This was his version of a goodbye speech.
Thankfully her
mind sharpened against the lull of too much Jack, too much sex and
possibly too much sun, and she kept her mouth shout.
She’d already
asked those questions in various forms, long before they’d crossed
the line from friendship into lovers, and his stubborn answers
never changed and didn’t actually answer anything at all. He wasn’t
afraid. He didn’t do long-term relationships. The world was too big
and exciting and life was too short to cram into one corner of
it.
Pain stabbed
at the edge of her subconscious, but she couldn’t allow it to
pierce. That he’d be gone by morning was a certainty grafted to her
bones and she was determined nothing would ruin these precious few
hours. If she pushed him, he’d back off so quickly, he’d topple
over into that abyss of secret fears and God knew what else and she
didn’t want them to end in that particular manner again.
So no
questions, no probing, not even a casual reference to when she
might see or hear from Jack again. She’d bargained this deal
between her body and her heart and reneging was not an option. She
got Jack this one last time and then she moved on swiftly.
Chapter 8
M egan couldn’t sleep. She tossed and turned until her
covers strangled her and then she kicked them off with a burst of
frustrated energy. She tried emptying her head of all thought, but
that just left a blank canvas for a fresh slew of mind games. She
should have stayed; could have spent the night in his arms.
They’d shared
the bottle of wine on the beach and talked for hours, swum in the
frigid ocean and warmed up afterwards with slow, lingering kisses
and entwined limbs. Talked some more and watched the oranges and
pinks bleed into inky blue as the sun met the horizon with
spectacular grace. They’d stopped in town for calamari takeaways
and eaten on the pier while Jack told her all about his upcoming
exhibition at a London gallery, his eyes lit with passion as he
delved into technical aspects she didn’t quite understand. It
didn’t matter. With a breeze cooling the muggy evening, his thigh
brushing hers as their legs dangled off the end of the pier, his
enthusiasm rumbled out on a sexy baritone that washed her senses
with pure pleasure.
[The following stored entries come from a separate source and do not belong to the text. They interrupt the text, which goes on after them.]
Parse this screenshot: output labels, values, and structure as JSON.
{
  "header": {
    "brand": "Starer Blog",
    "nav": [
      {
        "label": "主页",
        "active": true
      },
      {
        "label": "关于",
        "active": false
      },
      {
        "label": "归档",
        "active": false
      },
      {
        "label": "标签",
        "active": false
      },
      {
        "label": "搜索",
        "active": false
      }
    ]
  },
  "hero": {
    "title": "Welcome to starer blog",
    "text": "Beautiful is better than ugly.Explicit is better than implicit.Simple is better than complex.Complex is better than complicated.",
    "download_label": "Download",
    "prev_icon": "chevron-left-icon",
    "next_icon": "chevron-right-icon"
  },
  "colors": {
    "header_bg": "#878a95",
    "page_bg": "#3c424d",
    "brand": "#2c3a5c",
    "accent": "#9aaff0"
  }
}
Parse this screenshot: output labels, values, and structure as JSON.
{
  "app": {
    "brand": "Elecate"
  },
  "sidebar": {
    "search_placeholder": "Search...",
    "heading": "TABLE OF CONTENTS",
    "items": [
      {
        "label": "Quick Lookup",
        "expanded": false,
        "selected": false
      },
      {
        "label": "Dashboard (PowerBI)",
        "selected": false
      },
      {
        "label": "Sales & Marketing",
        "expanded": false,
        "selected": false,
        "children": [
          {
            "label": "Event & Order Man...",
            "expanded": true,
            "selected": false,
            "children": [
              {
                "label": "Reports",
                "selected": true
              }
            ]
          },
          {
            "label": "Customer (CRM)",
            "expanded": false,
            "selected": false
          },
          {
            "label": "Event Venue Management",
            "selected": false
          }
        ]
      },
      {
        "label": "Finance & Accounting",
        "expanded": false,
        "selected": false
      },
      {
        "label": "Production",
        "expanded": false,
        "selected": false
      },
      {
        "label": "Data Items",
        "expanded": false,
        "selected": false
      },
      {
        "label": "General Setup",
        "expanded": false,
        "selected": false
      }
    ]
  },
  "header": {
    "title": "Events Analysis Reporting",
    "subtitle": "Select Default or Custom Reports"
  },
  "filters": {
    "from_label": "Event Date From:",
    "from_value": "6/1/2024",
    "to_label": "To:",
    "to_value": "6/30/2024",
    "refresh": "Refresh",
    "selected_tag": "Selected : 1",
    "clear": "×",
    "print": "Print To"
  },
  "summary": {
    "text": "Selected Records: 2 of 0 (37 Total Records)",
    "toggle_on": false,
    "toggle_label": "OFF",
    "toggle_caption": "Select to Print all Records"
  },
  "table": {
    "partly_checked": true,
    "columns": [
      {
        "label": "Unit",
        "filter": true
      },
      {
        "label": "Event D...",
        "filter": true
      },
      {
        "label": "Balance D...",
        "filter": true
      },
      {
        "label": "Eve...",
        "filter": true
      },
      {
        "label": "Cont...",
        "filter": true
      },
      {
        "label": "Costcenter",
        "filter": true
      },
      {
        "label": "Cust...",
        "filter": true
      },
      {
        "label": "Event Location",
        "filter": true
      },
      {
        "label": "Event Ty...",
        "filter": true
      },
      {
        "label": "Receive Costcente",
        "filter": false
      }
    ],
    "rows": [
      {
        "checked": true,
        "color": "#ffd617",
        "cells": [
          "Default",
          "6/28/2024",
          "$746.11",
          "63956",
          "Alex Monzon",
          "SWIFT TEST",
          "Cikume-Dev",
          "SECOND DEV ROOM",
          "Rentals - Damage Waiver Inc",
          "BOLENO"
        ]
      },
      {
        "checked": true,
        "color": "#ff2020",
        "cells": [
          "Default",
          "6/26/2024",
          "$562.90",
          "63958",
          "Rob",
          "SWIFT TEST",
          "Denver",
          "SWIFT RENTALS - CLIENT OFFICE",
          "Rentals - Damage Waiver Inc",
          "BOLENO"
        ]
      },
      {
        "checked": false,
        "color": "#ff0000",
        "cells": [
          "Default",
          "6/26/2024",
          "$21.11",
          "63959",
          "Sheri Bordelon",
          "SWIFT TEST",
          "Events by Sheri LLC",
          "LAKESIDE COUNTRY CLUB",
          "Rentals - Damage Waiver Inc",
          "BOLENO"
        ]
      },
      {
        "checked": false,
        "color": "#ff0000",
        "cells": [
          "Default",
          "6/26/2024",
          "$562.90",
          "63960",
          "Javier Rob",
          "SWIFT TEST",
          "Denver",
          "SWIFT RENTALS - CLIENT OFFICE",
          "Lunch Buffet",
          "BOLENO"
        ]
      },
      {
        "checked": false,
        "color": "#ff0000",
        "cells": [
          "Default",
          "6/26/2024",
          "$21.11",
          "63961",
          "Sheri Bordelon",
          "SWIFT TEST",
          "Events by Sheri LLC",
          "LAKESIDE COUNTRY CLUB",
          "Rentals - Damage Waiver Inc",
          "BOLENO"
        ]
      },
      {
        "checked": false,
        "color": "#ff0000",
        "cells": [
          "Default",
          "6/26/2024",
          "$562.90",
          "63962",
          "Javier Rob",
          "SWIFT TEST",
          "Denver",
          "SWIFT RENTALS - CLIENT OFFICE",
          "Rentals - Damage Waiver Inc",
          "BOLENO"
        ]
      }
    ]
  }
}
And then he’d brought her home and taken his
sweet time adoring every inch of her body.
Dragging
herself away from his warmth, her limbs drugged with his lovemaking
and the heaviness of sleep invading her muscles, had felt like the
hardest thing she’d ever had to do.
It wasn’t.
Waking up in
Jack’s bed, watching his eyes shut down as he back-pedalled from
the night before, tripping over his own feet in his haste to
leave…a repeat performance of the last time she’d woken up beside
him would have been much, much worse.
Sleep must
have claimed her eventually, because next thing she was drifting
awake, her head groggy but her senses seeking out the disturbance
that had roused her. She lay perfectly still and held her breath.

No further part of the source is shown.